Commissioner Jeff Hovis said he agreed with that argument in spirit, but that the commission had to rely on the “testimony of experts.” Hovis said the Commission may not agree with the land use, but that they “couldn’t go back.” Likewise, Commissioner Kemp Roberts said that he agreed with the “spirit,” but that the Planning Commission had to stand behind what was “in the rules.”
Assistant City Attorney Amy Schaefer also weighed, echoing the idea that the Commissioners were charged with sticking to technical standards.
Still, the Commission was split over whether to vote on the spirit or the legality of Lee’s request. McGuire and Bowman voted against it, Chairwoman Deb Hays, Vice Chairman Richard Collier, Hovis, and Roberts voted for it.
Fighting City Hall
In October of 2016, Janet Parsons took her case to New Hanover County Superior Court. In May of 2017, Superior Court Judge Phyllis Gorham upheld the Planning Commission’s decision and denied Parson’s motions.
Parson appealed.
The major issues included whether or not the state-owned land should be included in the property size.
Parsons and her attorney, Steve Coggins, had since learned that on May 20, 2016, Wilmington-based environmental consultants Land Management Group had emailed a survey of the Head Road parcel, certified by the state, to Kathryn Thurston, the city’s zoning administrator.
The public document, produced by licensed engineers and certified by the state, would almost certainly be admissible evidence in the case. Parsons made a motion to retroactively add it to the Planning Commission’s record, but – like her other motions – Judge Gorham would not allow it.

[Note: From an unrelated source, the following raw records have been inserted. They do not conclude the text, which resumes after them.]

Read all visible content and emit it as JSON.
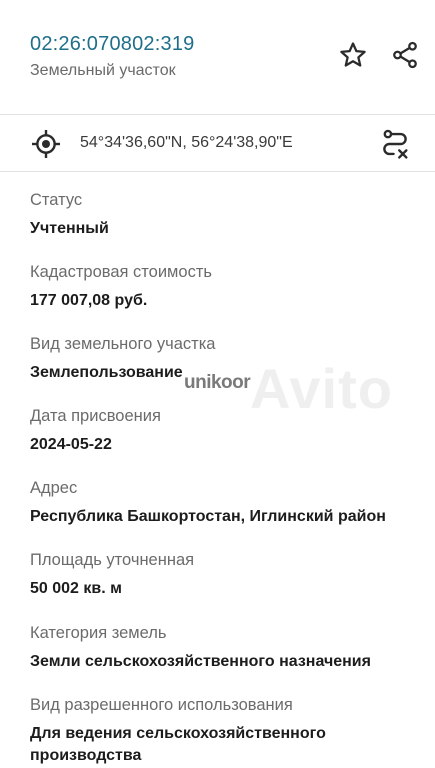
{
  "header": {
    "cadastral_number": "02:26:070802:319",
    "object_type": "Земельный участок",
    "favorite_icon": "star-outline-icon",
    "share_icon": "share-icon"
  },
  "location": {
    "coordinates": "54°34'36,60\"N, 56°24'38,90\"E",
    "locate_icon": "crosshair-target-icon",
    "route_icon": "route-clear-icon"
  },
  "fields": [
    {
      "label": "Статус",
      "value": "Учтенный"
    },
    {
      "label": "Кадастровая стоимость",
      "value": "177 007,08 руб."
    },
    {
      "label": "Вид земельного участка",
      "value": "Землепользование"
    },
    {
      "label": "Дата присвоения",
      "value": "2024-05-22"
    },
    {
      "label": "Адрес",
      "value": "Республика Башкортостан, Иглинский район"
    },
    {
      "label": "Площадь уточненная",
      "value": "50 002 кв. м"
    },
    {
      "label": "Категория земель",
      "value": "Земли сельскохозяйственного назначения"
    },
    {
      "label": "Вид разрешенного использования",
      "value": "Для ведения сельскохозяйственного производства"
    }
  ],
  "watermark": {
    "brand": "unikoor",
    "ghost_text": "Avito"
  },
  "colors": {
    "accent": "#1f6f8b",
    "label": "#6b6b6b",
    "value": "#1c1c1c",
    "divider": "#e2e2e2"
  }
}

Eventually, after two years of fighting the issue, Parsons v. City of Wilmington settled.
Neither Coggins or the City of Wilmington provided comment on the terms of the settlement. However, one reason may have been the passage of Senate Bill 131; known as the Regulatory Reform Act of 2016-2017, when passed into law it included language that essentially allowed “expedited review” of subdivisions, requiring on the plat (the county record) for subdividing properties over 5 acres into no more than 3 lots. The law for all intents and purposes negated any argument based on North Carolina Division of Coastal Management’s assessment of submerged lands. (You can see the bill’s history and read it here.)
Asked if he had any roll in the bill, Lee said no, although he did vote for it. Lee said State Senator Andy Wells was responsible for the language related to subdivisions. Calls and emails to Wells were not returned by press time.
In the end, whatever concessions Parsons may or may not have won from the city, the moral of the story remains the same, since the courts essentially upheld the law over the spirit when it comes to appealing a case before the city. If nothing else, the case highlights the profound difficulty of making a case against skilled attorneys, with the resources of time, money, and expertise.
As for the Head Road property, the Webbs still own the land, which is now divided into three lots according to county property records. There is no apparent construction ongoing beyond the foundation that has been on the lower section of the property since before Fetzer sold it.
Fetzer, meanwhile, bought a $2 million house just around the corner.